The region around Atlanta, Georgia, is Ground Zero for "Windies" (Gone With the Wind devotees), with many sights linked to the book, film, and its author Margaret Mitchell. But if your time is limited, you can focus on its two most Wind-centric attractions: the Gone With the Wind Museum in Marietta and the Road to Tara Museum in Jonesboro.
Marietta has few ties to Gone With the Wind (it isn't even mentioned in the film) so why is a museum there? Most of its artifacts were collected by one man, Chris Sullivan, a medical doctor from Akron, Ohio. Sullivan wanted to showcase his collection, but he knew that Akron wasn't Atlanta. When a space opened next to the Marietta Museum of History -- in a former cotton warehouse -- Sullivan decided that Marietta was close enough, and filled it with what is probably the world's most complete Gone With the Wind collection.
The relic that brings the most attention to the museum is Scarlett O'Hara's silk honeymoon dress, the only surviving outfit from the movie on permanent display anywhere (Gone With the Wind's wardrobe was mostly deconstructed and reused in other films). But Dr. Sullivan was a thorough man, and his collection ranges from Margaret Mitchell's personal library of Gone With the Wind foreign editions to a 1940s Gone With the Wind pink lingerie set from Japan.
Distributed throughout the museum are Gone With the Wind soaps, perfumes, costume jewelry, board games, liquor, watches, music boxes, dress patterns, needlepoint pillow shams, paper dolls, magazines, cookie jars. Vivien Leigh's script satchel and monogrammed glass barware are here, sharing display space with a Scarlett O'Hara sock monkey. An exhibit of Gone With the Wind parodies includes Gone With the Wiener (a dachshund race), Gone with the Windbags (an anti-Bill-and-Hillary-Clinton political tract), and novelty items built around fart jokes.
You can flip through a framed page-by-page copy of the local newspaper on the day the film had its world premiere in Atlanta, and see the official program that removed the face of black actress Hattie McDaniel (Mammy) because racism was alive and well in Atlanta in 1939, Civil War or no Civil War.
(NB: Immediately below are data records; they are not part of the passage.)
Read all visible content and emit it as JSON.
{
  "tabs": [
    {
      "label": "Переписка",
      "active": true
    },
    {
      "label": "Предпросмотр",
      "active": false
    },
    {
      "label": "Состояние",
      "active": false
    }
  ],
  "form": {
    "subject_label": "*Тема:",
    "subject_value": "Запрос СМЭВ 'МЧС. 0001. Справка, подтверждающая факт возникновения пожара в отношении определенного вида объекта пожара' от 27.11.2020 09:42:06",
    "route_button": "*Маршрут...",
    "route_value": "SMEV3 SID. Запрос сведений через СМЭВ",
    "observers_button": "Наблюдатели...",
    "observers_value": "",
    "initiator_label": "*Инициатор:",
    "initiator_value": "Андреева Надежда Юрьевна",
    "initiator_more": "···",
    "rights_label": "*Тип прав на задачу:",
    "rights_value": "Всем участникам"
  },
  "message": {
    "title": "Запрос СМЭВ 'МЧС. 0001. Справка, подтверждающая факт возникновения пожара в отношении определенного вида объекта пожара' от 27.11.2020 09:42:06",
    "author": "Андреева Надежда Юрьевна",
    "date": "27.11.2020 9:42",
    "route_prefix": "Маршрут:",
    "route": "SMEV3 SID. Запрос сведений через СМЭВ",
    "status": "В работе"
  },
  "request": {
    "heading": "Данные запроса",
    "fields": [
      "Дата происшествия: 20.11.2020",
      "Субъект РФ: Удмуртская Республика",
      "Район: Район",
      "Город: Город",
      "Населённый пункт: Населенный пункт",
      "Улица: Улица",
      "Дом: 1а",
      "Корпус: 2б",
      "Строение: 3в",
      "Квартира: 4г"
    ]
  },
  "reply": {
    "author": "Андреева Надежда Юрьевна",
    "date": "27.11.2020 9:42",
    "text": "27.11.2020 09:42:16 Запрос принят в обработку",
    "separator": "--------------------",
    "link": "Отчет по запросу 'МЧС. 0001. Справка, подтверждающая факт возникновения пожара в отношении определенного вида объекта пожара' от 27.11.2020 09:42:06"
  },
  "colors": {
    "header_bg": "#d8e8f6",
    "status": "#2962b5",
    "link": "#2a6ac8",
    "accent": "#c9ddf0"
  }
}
Christy Hopper, the museum's exhibit coordinator, said that sometimes visitors will ask for directions to "Tara," Gone With the Wind's plantation home, not understanding that the story is a work of fiction. "I do wonder about that sometimes," said Christy, "and I worry about it a little bit." Margaret Mitchell herself was unhappy with how the film sometimes romanticized times and places and people that were not romantic. "Slavery wasn't a pleasant thing by any means," said Christy.
Nonetheless, the passionate tale of Rhett and Scarlett remains popular worldwide, particularly with women, said Christy, although visitors to the museum tend to be balanced between the sexes. "I think sometimes it's the women who bring the men," Christy said, "but the men enjoy it when they're here."